Secara awam kita sering mengkaitkan antara usaha dengan hasil secara matematis seperti 1+1 = 2 . ukuran keberhasilan terhadap usaha yang kita kerjakan dikatkan dengan berapa hasil yang diperoleh. Sehingga banyak orang yang “merasa pantas” atas hasil yang diperoleh sebab berbanding lurus dengan usaha, atau merasa rugi sebab tak berbanding sama dengan usaha, atau beruntung, sebab hasil dirasa lebih banyak dari usaha.

Usaha atau ikhtiar adalah kewajiban setiap manusia. Hasil itu urusan Allah secara utuh. Jikapun hendak berharap, maka doa dan harapan adalah upaya “menguatkan” keinginan kepada Allah tentang hasil yang di raih, bisa saja Allah memberi sesuai hasil yang diharapkan secara tersurat, namun mungkin saja tidak sama secara tersurat, tapi Allah besarkan fungsinya, atau Allah kecilkan pengeluarannya. Sehingga berapapun rezeki yang didapat terasa sama ukurannya. Atau Allah besarkan hasilnya, lebih besar dari usahanya, namun Allah besarkan pula peruntukannya sehingga tetap urusan fungsi dan manfaat rezki sesuai dengan kebutuhan kita.

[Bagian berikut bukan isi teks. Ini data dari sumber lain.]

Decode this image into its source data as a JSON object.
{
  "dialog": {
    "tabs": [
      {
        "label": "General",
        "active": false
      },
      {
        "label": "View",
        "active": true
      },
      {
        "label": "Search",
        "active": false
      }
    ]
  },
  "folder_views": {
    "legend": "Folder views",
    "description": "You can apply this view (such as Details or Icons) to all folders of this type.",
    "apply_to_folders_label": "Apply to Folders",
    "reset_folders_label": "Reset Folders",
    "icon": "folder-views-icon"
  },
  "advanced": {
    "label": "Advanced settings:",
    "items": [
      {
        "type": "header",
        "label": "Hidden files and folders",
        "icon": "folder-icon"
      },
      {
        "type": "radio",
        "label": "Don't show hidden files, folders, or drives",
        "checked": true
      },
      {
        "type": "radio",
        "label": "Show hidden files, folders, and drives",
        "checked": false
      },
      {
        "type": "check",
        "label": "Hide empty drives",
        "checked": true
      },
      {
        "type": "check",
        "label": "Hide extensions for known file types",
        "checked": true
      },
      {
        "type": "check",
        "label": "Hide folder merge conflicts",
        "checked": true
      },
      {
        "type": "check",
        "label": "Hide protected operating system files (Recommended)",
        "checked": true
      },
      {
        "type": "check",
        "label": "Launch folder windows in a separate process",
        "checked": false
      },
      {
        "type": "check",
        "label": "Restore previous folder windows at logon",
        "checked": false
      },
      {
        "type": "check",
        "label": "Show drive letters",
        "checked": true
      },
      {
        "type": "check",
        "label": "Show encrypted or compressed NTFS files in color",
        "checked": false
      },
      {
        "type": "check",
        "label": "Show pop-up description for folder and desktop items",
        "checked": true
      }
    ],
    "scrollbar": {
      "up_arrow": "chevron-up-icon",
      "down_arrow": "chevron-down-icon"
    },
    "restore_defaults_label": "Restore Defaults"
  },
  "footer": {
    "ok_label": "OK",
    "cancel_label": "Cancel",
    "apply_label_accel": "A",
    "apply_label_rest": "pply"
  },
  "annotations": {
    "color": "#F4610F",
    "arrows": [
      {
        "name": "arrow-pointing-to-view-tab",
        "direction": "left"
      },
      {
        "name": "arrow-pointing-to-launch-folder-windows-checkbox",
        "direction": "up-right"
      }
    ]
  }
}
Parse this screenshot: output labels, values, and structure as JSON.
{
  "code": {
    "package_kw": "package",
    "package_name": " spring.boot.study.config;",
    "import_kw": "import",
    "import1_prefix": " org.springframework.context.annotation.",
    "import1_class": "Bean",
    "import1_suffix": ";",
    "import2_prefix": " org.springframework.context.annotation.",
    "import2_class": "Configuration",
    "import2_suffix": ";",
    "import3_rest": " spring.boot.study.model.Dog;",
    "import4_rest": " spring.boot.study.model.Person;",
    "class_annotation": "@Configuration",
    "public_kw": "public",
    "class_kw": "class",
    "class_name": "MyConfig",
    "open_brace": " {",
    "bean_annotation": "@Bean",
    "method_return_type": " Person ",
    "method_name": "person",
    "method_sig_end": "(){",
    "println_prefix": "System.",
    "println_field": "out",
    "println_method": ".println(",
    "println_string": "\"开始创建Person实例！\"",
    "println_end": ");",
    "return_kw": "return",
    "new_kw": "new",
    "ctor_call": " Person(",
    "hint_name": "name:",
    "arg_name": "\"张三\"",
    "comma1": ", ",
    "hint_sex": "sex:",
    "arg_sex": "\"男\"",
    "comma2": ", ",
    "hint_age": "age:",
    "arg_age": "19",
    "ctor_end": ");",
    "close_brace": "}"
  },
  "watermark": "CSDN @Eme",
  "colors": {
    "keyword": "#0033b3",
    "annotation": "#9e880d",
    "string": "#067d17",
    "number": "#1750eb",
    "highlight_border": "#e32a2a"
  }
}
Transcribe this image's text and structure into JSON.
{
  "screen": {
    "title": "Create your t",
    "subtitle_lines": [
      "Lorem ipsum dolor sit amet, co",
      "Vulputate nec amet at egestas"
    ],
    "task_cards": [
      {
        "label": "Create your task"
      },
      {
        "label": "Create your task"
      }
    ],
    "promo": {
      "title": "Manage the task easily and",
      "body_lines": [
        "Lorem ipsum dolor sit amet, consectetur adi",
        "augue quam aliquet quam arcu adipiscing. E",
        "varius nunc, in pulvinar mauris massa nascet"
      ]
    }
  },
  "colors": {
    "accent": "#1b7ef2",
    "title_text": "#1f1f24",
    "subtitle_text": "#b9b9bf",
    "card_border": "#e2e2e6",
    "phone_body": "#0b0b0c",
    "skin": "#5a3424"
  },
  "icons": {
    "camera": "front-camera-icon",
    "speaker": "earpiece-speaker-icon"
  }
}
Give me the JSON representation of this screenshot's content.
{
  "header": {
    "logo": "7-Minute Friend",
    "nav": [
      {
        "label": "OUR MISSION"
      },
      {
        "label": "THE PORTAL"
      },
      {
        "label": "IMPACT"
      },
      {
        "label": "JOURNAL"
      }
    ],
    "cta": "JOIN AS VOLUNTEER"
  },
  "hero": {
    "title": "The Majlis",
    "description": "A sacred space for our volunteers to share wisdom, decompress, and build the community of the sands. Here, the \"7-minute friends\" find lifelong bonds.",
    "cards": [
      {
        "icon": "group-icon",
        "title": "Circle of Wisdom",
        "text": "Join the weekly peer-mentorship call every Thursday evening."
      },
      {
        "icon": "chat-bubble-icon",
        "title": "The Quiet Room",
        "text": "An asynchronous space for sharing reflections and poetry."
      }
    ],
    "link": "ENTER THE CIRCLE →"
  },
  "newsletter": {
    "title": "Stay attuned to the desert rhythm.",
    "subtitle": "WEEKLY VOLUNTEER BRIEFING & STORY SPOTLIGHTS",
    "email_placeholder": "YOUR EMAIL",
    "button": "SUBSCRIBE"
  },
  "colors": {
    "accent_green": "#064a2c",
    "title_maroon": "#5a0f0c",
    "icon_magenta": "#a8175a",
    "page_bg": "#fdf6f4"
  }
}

Itulah alasan mengapa banyak orang sulit menikmati rasa syukur terhadap rezki Allah, atau sulit melihat secara tajam mana saja rezeki Allah. Allah punya hak absolut mengatur rezki makhluknya. Hak preogratif Allah mengaturnya. Hal ini ditegaskan Allah dalam Alquran Surat Ali Imran ayat 26-27 “ 26.  Katakanlah: “Wahai Tuhan yang mempunyai kerajaan, Engkau berikan kerajaan kepada orang yang Engkau kehendaki dan Engkau cabut kerajaan dari orang yang Engkau kehendaki. Engkau muliakan orang yang Engkau kehendaki dan Engkau hinakan orang yang Engkau kehendaki. di tangan Engkaulah segala kebajikan. Sesungguhnya Engkau Maha Kuasa atas segala sesuatu.27.  Engkau masukkan malam ke dalam siang dan Engkau masukkan siang ke dalam malam. Engkau keluarkan yang hidup dari yang mati, dan Engkau keluarkan yang mati dari yang hidup[191]. dan Engkau beri rezeki siapa yang Engkau kehendaki tanpa hisab (batas)”.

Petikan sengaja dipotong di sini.